Teacher: Mr. Conolly
Hieroglyphs carved in stone or traced in bark-paper books; pyramids aligned with the stars; an intricate calendar of intermeshing cycles; human sacrifice, royal bloodletting, a ballgame symbolizing the struggle between light and dark, life and death. These hallmarks of Maya civilization were in fact practiced throughout Pre-Columbian Mesoamerica, a region stretching from central Mexico to Honduras. They will loom large as we examine the development of Olmec, Maya, and Aztec cities (among others), from the second millennium BCE to the conquest of Mexico in 1521, with a focus on the dazzling city-states of the lowland Maya during the Classic Period (c. 250-925 CE). We will necessarily engage with a variety of evidence, including material remains, works of art, inscriptions, and even literature. (For instance, we will rely heavily on the K’iche’ epic Popol Vuh to reconstruct Maya religion.) You will therefore use all the skills you have honed in your history and English classes (plus a little math), and learn about some of the techniques archeologists and anthropologists use to reconstruct the past, such as ceramic analysis and the ethnology of indigenous peoples.
Teacher: Ms. Boppana
Imagine you host a (pre-pandemic) party at which people are freely shaking hands. Are you guaranteed to have two people at the party who shook the exact same number of hands? You are placing dominoes on a chessboard with two opposite corners removed. Can you completely cover the board without overlapping dominoes? Many problems we face in math, and beyond, are unfamiliar, not addressed anywhere in the typical math curriculum from algebra to calculus. This course is about how to solve those problems. Problem Solving will guide students through advanced topics such as number theory, combinatorics, and graph theory, which are often reserved for college or extracurricular math. So we will see new content, but our emphasis will equally be on the skill of breaking apart complex problems to gain a foothold in solving them. A typical day in Problem Solving will involve hands-on practice in small groups.

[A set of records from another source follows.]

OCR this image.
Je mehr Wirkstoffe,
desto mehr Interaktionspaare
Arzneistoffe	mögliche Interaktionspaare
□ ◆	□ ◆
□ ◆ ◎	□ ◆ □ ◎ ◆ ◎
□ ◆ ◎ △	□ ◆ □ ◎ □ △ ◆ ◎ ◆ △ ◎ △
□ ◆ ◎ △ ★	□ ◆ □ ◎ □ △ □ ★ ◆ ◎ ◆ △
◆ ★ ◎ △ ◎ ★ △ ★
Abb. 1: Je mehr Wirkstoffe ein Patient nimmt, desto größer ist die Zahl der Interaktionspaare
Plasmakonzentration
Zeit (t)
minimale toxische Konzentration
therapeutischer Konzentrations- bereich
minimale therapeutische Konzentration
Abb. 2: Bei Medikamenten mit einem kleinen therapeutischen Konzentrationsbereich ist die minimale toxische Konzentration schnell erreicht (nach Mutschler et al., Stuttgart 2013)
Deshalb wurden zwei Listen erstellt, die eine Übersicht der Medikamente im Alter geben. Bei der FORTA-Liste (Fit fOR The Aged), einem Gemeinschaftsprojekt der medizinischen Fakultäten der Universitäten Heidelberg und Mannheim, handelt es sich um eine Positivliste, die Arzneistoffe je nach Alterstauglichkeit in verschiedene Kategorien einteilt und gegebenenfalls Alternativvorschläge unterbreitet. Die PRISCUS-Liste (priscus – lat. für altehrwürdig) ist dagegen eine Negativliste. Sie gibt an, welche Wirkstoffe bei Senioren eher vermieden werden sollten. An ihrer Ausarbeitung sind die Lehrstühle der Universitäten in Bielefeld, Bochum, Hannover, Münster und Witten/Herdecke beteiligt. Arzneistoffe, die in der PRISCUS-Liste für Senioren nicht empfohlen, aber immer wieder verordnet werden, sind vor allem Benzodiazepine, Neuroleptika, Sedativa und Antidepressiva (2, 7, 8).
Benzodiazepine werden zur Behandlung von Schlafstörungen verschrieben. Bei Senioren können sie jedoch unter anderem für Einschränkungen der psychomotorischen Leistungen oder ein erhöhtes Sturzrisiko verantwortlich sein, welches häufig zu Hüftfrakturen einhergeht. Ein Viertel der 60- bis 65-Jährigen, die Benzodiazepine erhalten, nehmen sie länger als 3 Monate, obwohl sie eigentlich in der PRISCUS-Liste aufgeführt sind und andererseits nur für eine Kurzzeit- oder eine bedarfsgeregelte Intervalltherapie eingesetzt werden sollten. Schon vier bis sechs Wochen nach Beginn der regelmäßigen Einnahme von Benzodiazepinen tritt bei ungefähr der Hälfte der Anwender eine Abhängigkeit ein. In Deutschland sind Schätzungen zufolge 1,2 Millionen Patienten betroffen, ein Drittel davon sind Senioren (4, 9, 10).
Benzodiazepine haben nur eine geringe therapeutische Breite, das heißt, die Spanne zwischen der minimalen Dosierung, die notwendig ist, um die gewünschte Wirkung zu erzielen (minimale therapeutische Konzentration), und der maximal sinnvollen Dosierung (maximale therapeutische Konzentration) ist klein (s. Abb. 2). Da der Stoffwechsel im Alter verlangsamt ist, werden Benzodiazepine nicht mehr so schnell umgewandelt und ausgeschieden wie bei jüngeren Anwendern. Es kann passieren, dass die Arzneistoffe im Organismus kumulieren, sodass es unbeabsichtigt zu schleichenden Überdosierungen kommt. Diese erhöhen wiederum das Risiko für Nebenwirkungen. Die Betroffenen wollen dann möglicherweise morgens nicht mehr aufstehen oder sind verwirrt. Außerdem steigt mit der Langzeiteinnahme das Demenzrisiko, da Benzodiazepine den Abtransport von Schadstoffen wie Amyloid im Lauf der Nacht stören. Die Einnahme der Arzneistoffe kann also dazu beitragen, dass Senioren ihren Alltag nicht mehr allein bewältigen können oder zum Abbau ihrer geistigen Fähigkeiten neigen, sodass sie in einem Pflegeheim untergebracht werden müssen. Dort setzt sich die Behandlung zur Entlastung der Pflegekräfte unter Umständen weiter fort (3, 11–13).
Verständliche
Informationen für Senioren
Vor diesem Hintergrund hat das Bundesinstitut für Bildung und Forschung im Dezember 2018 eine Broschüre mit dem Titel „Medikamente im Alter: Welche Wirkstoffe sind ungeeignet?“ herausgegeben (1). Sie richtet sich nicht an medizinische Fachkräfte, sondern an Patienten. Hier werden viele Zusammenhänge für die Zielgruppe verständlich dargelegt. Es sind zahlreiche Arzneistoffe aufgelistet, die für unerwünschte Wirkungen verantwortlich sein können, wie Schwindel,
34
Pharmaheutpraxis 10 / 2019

Shakespeare and the Fairy Tale
Teacher: Ms. Tyson
When we think of Shakespeare’s most famous (or at least culturally prized) plays, we often think of the tragedies—and yet Shakespeare wrote nearly twice as many plays that fall under the headings of comedy and romance: plays that focus on wonder, miracle, magic, and reunion. Why was Shakespeare so drawn to the genres of fairy tale, medieval romance, and myth? What did those types of stories allow him to do? How might the idea of character be influenced by the more fantastical elements of these plays? This elective will explore some of these plays, with an eye toward answering these and other questions. Texts will include A Midsummer Night’s Dream, Twelfth Night, The Winter’s Tale, and another play to be determined.